How China’s farmland-reclamation campaign is driving aggressive crop expansions and land-use crackdowns
- Increasing the acreage of major foodstuffs has become a central priority for Chinese leadership in ensuring that enough food is available in the face of worrisome threats
- But an aggressive acreage expansion is raising questions over soil sustainability and the earnings of farmers forced to grow essential crops instead of lucrative ones

Tucked between a hillside village and a highway in eastern China’s Zhejiang province lies a vast field growing one of the world’s most important oilseed crops.

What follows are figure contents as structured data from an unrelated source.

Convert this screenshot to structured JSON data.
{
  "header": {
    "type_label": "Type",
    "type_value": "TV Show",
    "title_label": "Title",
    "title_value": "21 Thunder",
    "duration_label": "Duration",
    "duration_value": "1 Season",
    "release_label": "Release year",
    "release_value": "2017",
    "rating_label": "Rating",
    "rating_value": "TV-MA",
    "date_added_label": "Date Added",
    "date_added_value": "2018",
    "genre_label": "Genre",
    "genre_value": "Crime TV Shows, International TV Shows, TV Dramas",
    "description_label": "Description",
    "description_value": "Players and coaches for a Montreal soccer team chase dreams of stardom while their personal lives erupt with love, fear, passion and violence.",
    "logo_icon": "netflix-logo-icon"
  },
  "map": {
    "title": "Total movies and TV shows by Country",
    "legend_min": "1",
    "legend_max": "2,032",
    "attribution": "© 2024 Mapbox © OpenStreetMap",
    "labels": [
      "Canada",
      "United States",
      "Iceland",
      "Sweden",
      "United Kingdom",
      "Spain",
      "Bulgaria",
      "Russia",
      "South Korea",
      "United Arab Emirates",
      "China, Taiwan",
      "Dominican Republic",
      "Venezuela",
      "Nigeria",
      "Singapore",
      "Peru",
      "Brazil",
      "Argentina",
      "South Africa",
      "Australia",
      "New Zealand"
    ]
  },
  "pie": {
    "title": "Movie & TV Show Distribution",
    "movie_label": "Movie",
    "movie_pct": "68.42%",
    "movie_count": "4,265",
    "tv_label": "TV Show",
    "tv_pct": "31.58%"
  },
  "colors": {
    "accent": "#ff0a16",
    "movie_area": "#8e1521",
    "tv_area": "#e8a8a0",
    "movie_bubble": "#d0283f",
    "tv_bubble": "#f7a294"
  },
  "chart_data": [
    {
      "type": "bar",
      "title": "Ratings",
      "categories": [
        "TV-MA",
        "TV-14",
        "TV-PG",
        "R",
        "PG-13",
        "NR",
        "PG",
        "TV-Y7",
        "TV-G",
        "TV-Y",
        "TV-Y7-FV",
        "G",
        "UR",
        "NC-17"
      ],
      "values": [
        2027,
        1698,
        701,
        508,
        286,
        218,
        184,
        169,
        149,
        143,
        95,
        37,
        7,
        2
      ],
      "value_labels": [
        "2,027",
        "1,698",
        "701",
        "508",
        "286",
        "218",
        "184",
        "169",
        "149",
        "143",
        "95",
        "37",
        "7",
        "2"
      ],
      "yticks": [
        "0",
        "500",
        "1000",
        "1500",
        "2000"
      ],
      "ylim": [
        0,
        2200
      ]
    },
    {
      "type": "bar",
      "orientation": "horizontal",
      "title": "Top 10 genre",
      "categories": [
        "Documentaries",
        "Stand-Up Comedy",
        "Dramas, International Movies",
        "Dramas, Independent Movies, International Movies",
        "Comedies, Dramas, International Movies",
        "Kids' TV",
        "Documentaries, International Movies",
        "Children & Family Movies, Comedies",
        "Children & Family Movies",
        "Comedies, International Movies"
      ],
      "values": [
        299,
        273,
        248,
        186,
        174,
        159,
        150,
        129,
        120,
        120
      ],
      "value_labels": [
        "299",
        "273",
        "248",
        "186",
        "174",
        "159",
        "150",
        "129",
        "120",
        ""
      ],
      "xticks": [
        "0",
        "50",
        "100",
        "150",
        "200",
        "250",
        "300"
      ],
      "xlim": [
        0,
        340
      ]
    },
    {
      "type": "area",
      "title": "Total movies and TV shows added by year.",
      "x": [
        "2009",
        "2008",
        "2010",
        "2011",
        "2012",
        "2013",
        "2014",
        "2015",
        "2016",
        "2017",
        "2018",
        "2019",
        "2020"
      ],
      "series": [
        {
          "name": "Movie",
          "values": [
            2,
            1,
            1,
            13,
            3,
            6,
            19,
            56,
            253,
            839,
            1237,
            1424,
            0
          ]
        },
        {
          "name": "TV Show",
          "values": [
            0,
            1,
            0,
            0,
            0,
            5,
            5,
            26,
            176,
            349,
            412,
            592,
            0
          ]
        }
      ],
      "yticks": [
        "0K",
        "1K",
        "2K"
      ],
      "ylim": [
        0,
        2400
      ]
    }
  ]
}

Thin and tall rapeseed plants – from which canola oil is derived – span about 60 hectares (148 acres) of newly reclaimed farmland in suburban Hangzhou. And in each of the field’s four corners are piles of hog manure waiting to be applied as much-needed fertiliser.
It wasn’t that long ago when part of this field laid idle while another portion was divided up for use among villagers to grow vegetables and garden plants. But in the past year, the entirety of the field has been contracted to a local agricultural company to grow grains and oilseeds under a government-led initiative.
For Fang Xueyong, the company’s owner, it wasn’t a profitable deal, at least not in the short term. For starters, he pointed to the land’s suboptimal fertility after having gone years without fertiliser that supplies crops with nutrients and improves the soil structure.
“Productivity will be 30 per cent lower than in my other fields,” he said, “but the government wants to increase the acreage of major foodstuffs, so we just responded to the call.”
The agricultural undertaking is part of a nationwide farmland-reclamation campaign that has been rolled out to support greater crop yields at a time of rising food insecurity, owing largely to strained ties with the West and the effects of the Ukraine war.